– Это только означает, ваша милость, что я и в самом деле такой, каким вы меня считаете: ведь именно в этом меня и обвиняют.
– Продолжайте, мистер Шарп.
– Ваша милость, я пытаюсь добиться от обвиняемого прямого ответа на вопрос о том, почему он изобразил сцену изнасилования.
– Вы будете отвечать, сэр?
– Я изобразил ее потому, что мне хотелось подчеркнуть зверства и ужасы, которые сопутствуют всякой войне, однако быстро забываются и изглаживаются из памяти или, что еще хуже, прославляются во имя патриотизма.
– Должен ли я понять вас так, что вы считаете и наших солдат повинными в подобных преступлениях?
– А чем они лучше других людей? Разве только противник способен быть палачом и варваром?
– Вы сейчас сказали «противник». Но вы ведь его и в глаза не видели.
– Нет.
– Отчего же – поджилки тряслись?
– Чтобы быть художником, требуется тоже немало мужества.
– При чем тут мужество?
– А при том, что приходится терпеть людское глумление.
– Разве это имеет отношение к делу, мистер Шарп? – вмешался один из судей. – Ведь мы не обвиняем мистера Десмонда в трусости.
– Ваша милость, – воскликнул Шарп, – заслуги ответчика в военное или, точнее, в мирное время хорошо известны и говорят сами за себя. Но я больше не буду этого касаться, раз вам так угодно. Однако, – и он снова повернулся к Стефену, – я хотел бы задать вам еще один вопрос. Какое вы имеете право навязывать нашей мирной богобоязненной общине свой извращенный взгляд на жизнь?
– Это не только мой взгляд. Многие художники в своих произведениях выражали протест против войны – и Калло, и Делакруа, и Верещагин. В литературе – Толстой и Золя. Это же стремился отобразить в своих офортах «Ужасы войны» Гойя.
– Гойя – это, должно быть, француз?
– С вашего разрешения, испанец.
– Это одно и то же. Вы, видно, только и считаетесь с иностранцами.
– Потому что, к сожалению, у нас в Англии было очень мало по-настоящему больших художников.

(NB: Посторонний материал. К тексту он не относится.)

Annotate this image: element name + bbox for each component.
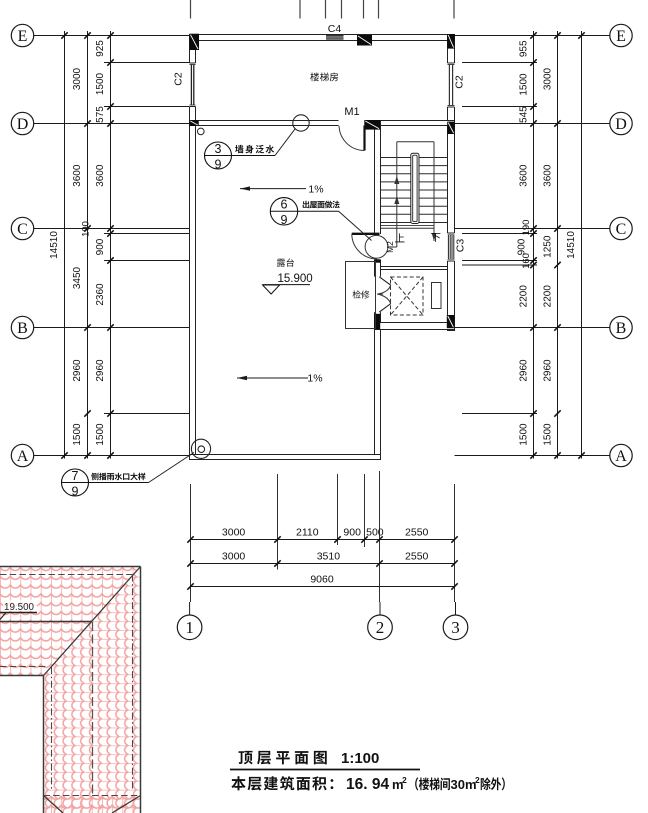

– Вы, вероятно, забываете про себя.
– Мне кажется, у меня действительно есть талант. Иначе я не избрал бы тяжкую жизнь художника, с ее разочарованиями и лишениями, и сейчас не был бы вынужден выслушивать ваши дешевые издевки.

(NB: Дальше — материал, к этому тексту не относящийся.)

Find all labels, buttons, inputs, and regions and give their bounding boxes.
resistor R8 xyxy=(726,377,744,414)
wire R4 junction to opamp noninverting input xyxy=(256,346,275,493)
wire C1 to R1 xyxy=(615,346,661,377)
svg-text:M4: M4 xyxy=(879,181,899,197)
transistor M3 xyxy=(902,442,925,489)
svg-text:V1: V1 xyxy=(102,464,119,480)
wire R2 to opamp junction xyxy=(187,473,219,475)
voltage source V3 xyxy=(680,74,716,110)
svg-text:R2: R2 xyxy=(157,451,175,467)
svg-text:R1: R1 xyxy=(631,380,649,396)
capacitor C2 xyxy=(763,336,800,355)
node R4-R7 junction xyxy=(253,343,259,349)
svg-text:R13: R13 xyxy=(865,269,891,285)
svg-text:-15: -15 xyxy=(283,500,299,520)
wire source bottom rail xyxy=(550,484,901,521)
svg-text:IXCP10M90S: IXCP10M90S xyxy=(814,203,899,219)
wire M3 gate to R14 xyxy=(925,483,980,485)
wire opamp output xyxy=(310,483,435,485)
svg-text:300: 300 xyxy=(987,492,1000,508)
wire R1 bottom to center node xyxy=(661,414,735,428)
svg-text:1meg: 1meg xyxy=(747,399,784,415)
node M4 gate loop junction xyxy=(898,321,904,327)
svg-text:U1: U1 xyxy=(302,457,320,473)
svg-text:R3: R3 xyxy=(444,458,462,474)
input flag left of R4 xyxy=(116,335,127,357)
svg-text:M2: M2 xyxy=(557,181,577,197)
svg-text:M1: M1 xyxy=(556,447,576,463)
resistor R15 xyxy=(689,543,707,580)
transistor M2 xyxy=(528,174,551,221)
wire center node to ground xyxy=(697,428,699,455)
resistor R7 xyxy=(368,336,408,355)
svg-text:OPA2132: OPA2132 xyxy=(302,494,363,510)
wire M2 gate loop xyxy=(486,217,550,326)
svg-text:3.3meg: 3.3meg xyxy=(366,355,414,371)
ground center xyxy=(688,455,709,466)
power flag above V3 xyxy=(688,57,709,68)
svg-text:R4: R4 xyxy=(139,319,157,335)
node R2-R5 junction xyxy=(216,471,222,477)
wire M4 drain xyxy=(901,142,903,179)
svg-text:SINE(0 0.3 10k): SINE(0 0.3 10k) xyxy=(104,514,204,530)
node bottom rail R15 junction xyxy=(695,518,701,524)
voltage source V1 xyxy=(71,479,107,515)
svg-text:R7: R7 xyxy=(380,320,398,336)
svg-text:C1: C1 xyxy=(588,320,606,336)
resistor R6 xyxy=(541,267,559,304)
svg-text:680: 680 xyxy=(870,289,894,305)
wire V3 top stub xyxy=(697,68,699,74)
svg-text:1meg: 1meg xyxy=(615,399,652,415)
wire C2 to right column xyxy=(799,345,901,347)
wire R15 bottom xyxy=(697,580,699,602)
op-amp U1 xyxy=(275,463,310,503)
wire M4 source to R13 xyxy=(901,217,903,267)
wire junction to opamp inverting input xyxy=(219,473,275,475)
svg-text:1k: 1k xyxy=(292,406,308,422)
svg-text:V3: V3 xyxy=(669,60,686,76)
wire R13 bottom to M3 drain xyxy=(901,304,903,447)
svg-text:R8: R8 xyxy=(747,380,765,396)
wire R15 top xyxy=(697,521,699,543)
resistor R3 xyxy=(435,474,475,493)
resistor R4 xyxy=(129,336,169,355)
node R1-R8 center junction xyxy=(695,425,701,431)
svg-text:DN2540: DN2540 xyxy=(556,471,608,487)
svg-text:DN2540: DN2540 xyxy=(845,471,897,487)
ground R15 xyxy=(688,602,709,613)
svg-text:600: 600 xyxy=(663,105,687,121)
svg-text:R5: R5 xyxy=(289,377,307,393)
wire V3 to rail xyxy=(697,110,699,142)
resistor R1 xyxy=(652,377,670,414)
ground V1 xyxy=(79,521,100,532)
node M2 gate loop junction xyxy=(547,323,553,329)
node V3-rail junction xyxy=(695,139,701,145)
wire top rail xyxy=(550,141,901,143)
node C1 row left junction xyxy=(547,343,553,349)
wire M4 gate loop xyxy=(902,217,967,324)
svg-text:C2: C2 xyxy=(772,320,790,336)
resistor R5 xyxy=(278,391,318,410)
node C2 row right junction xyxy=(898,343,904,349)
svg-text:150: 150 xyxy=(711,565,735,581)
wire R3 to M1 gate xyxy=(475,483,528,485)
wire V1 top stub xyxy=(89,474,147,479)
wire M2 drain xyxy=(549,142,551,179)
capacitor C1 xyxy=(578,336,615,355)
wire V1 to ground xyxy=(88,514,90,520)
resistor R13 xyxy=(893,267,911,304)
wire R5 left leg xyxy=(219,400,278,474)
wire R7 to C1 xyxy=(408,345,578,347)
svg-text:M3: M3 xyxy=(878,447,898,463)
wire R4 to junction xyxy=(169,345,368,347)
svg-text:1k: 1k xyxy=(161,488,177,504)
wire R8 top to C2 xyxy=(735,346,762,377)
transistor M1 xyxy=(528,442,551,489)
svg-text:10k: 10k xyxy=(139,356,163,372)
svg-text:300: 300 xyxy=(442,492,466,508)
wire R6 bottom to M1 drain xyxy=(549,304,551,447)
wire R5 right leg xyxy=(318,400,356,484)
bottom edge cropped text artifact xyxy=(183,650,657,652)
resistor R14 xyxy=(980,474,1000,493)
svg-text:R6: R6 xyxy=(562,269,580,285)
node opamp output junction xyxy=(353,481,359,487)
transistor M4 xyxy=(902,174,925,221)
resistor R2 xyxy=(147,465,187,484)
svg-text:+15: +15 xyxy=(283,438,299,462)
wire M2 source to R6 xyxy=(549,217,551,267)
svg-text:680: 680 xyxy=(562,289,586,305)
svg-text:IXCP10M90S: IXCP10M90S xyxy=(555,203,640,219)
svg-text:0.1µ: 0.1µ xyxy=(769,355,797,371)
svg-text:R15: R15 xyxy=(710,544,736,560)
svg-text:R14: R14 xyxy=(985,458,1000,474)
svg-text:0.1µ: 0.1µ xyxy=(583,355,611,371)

– Дешевые? Они могут обойтись вам дороже, чем вы думаете. Вместо того чтобы строить из себя мученика, вы бы лучше отвечали на вопросы. Вы вот употребили слово «ужасы». Зачем вам понадобилось их изображать?

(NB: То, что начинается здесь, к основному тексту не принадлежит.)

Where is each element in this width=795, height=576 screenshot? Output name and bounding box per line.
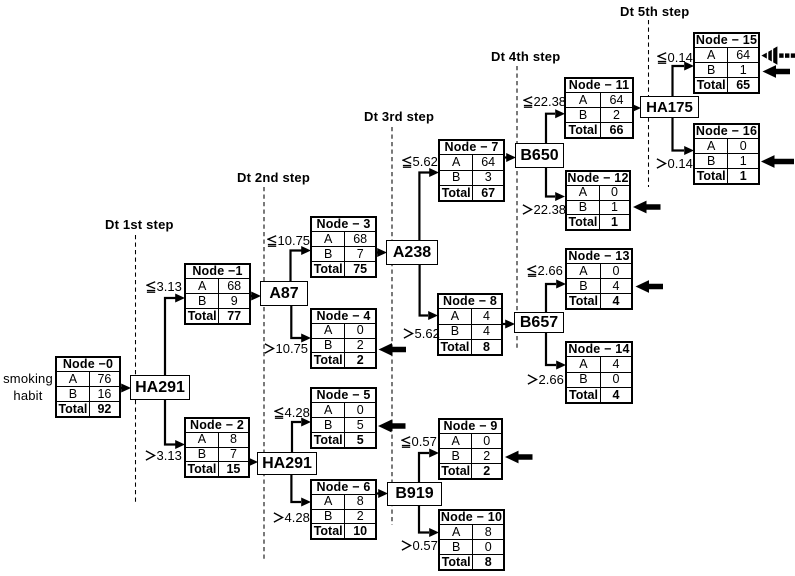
step label Dt 4th step (491, 49, 560, 64)
threshold ≤3.13 into Node-1 (146, 281, 182, 293)
decision node table 5 (Node &#8722; 5) (310, 387, 377, 449)
wire Node-7 to B650 (504, 153, 516, 162)
step label Dt 2nd step (237, 170, 310, 185)
decision node table 13 (Node &#8722; 13) (565, 248, 633, 310)
threshold >3.13 into Node-2 (145, 450, 182, 462)
wire Node-8 to B657 (502, 320, 515, 329)
wire B657 up to Node-13 (546, 280, 566, 314)
step label Dt 3rd step (364, 109, 434, 124)
wire A87 up to Node-3 (291, 246, 312, 282)
class arrow at Node-15 B row (763, 65, 791, 78)
root label: smoking habit (0, 370, 56, 404)
threshold ≤22.38 into Node-11 (523, 96, 566, 108)
decision node table 2 (Node &#8722; 2) (184, 417, 250, 478)
class arrow at Node-12 B row (633, 201, 661, 214)
wire HA291 up to Node-1 (165, 294, 185, 377)
step label Dt 1st step (105, 217, 174, 232)
decision node table 1 (Node &#8722;1) (184, 263, 251, 325)
dashed class arrow at Node-15 A row (761, 46, 795, 64)
class arrow at Node-13 B row (636, 280, 664, 293)
wire Node-11 to HA175 (631, 104, 641, 113)
threshold ≤0.57 into Node-9 (401, 436, 437, 448)
decision node table 0 (Node &#8722;0) (55, 356, 121, 418)
class arrow at Node-5 B row (378, 420, 406, 433)
decision node table 10 (Node &#8722; 10) (438, 509, 505, 571)
split variable box B650 (B650) (515, 143, 564, 168)
decision node table 12 (Node &#8722; 12) (565, 170, 631, 231)
threshold ≤0.14 into Node-15 (657, 52, 693, 64)
split variable box B919 (B919) (387, 482, 442, 506)
class arrow at Node-9 B row (505, 451, 533, 464)
decision node table 4 (Node &#8722; 4) (310, 308, 377, 369)
step label Dt 5th step (620, 4, 689, 19)
wire A238 up to Node-7 (419, 168, 439, 241)
wire B657 down to Node-14 (546, 333, 566, 370)
decision node table 15 (Node &#8722; 15) (693, 32, 760, 94)
threshold >22.38 into Node-12 (522, 204, 566, 216)
threshold >4.28 into Node-6 (273, 512, 310, 524)
decision node table 8 (Node &#8722; 8) (437, 293, 503, 356)
wire Node-1 to A87 (250, 292, 261, 301)
split variable box B657 (B657) (514, 312, 564, 333)
class arrow at Node-4 B row (379, 343, 407, 356)
split variable box HA175 (HA175) (640, 96, 699, 118)
wire HA175 down to Node-16 (673, 118, 695, 155)
decision node table 14 (Node &#8722; 14) (565, 341, 633, 404)
threshold ≤5.62 into Node-7 (402, 156, 438, 168)
wire A238 down to Node-8 (420, 264, 438, 320)
step 2 dashed boundary line (263, 187, 265, 560)
decision node table 3 (Node &#8722; 3) (310, 216, 377, 278)
wire HA291 down to Node-2 (165, 399, 185, 449)
threshold >2.66 into Node-14 (527, 374, 564, 386)
wire Node-6 to B919 (376, 489, 388, 498)
decision node table 9 (Node &#8722; 9) (438, 418, 503, 480)
split variable box A238 (A238) (386, 240, 438, 265)
decision node table 11 (Node &#8722; 11) (564, 77, 634, 139)
wire B919 up to Node-9 (419, 449, 439, 484)
split variable box HA291b (HA291) (257, 452, 317, 475)
wire HA175 up to Node-15 (673, 62, 695, 98)
wire A87 down to Node-4 (291, 305, 311, 343)
wire Node-0 to HA291 (121, 384, 131, 393)
wire B650 down to Node-12 (546, 167, 565, 201)
wire HA291 lower up to Node-5 (292, 418, 311, 454)
threshold ≤2.66 into Node-13 (527, 265, 563, 277)
wire HA291 lower down to Node-6 (291, 474, 311, 507)
decision node table 6 (Node &#8722; 6) (310, 479, 377, 540)
split variable box HA291a (HA291) (130, 375, 190, 400)
decision node table 7 (Node &#8722; 7) (438, 139, 505, 202)
step 4 dashed boundary line (516, 66, 518, 351)
split variable box A87 (A87) (260, 281, 308, 306)
threshold ≤10.75 into Node-3 (267, 235, 310, 247)
wire B650 up to Node-11 (546, 109, 565, 144)
threshold >0.57 into Node-10 (401, 540, 438, 552)
step 3 dashed boundary line (391, 127, 393, 525)
threshold ≤4.28 into Node-5 (274, 407, 310, 419)
decision node table 16 (Node &#8722; 16) (693, 123, 760, 185)
threshold >0.14 into Node-16 (656, 158, 693, 170)
threshold >10.75 into Node-4 (264, 343, 308, 355)
wire Node-2 to HA291 lower (248, 458, 258, 467)
wire B919 down to Node-10 (419, 505, 439, 537)
threshold >5.62 into Node-8 (403, 328, 440, 340)
wire Node-3 to A238 (377, 248, 387, 257)
class arrow at Node-16 B row (761, 155, 794, 168)
step 1 dashed boundary line (135, 235, 137, 505)
step 5 dashed boundary line (648, 20, 650, 187)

– Зачем? – Измученный и затравленный, словно заяц, по следам которого гонится свора псов, Стефен забыл всякую осторожность. – Я хотел, чтобы мои картины ошеломили зрителей и навсегда отбили у них охоту воевать.
– И вы избрали для этого весьма сильный способ воздействия. Почему же вас так удивляет реакция публики?
– Когда я работал, меня занимал лишь процесс творчества. Однако сейчас я не удивляюсь. Все новое в эстетической мысли и ее воплощении всегда вызывало издевки. Всякий значительный сдвиг в искусстве подвергался сначала осмеянию и порождал яростные нападки невежд. Но я ни о чем не жалею. И если бы мне пришлось писать эти картины заново, я написал бы их точно так же.
Шарп злорадно усмехнулся:
– Господа судьи, предоставляю вам самим судить об этом заявлении ответчика, в котором нет ни капли раскаяния. Думаю, мне нет надобности что-либо к этому добавлять.
И он сел под аплодисменты присутствующих, которые, впрочем, тотчас смолкли. Председатель полистал какие-то бумаги и уже отнюдь не сочувствующим взглядом посмотрел на Стефена сквозь очки.
– Вы хотите еще что-нибудь сказать? Если желаете, можете сделать заявление суду.
– Я мог бы многое сказать. Но все это ни к чему. А потому я и не стану говорить.
Он вдруг почувствовал себя совершенно разбитым, мучительно заболела голова, неудержимо захотелось присесть, но сержант, дотронувшись до его плеча, дал понять, что садиться не разрешается.
Среди воцарившейся тишины председатель, просмотрев лежавшие перед ним записи и обменявшись несколькими словами с другими судьями, а также секретарем, поднялся для вынесения приговора.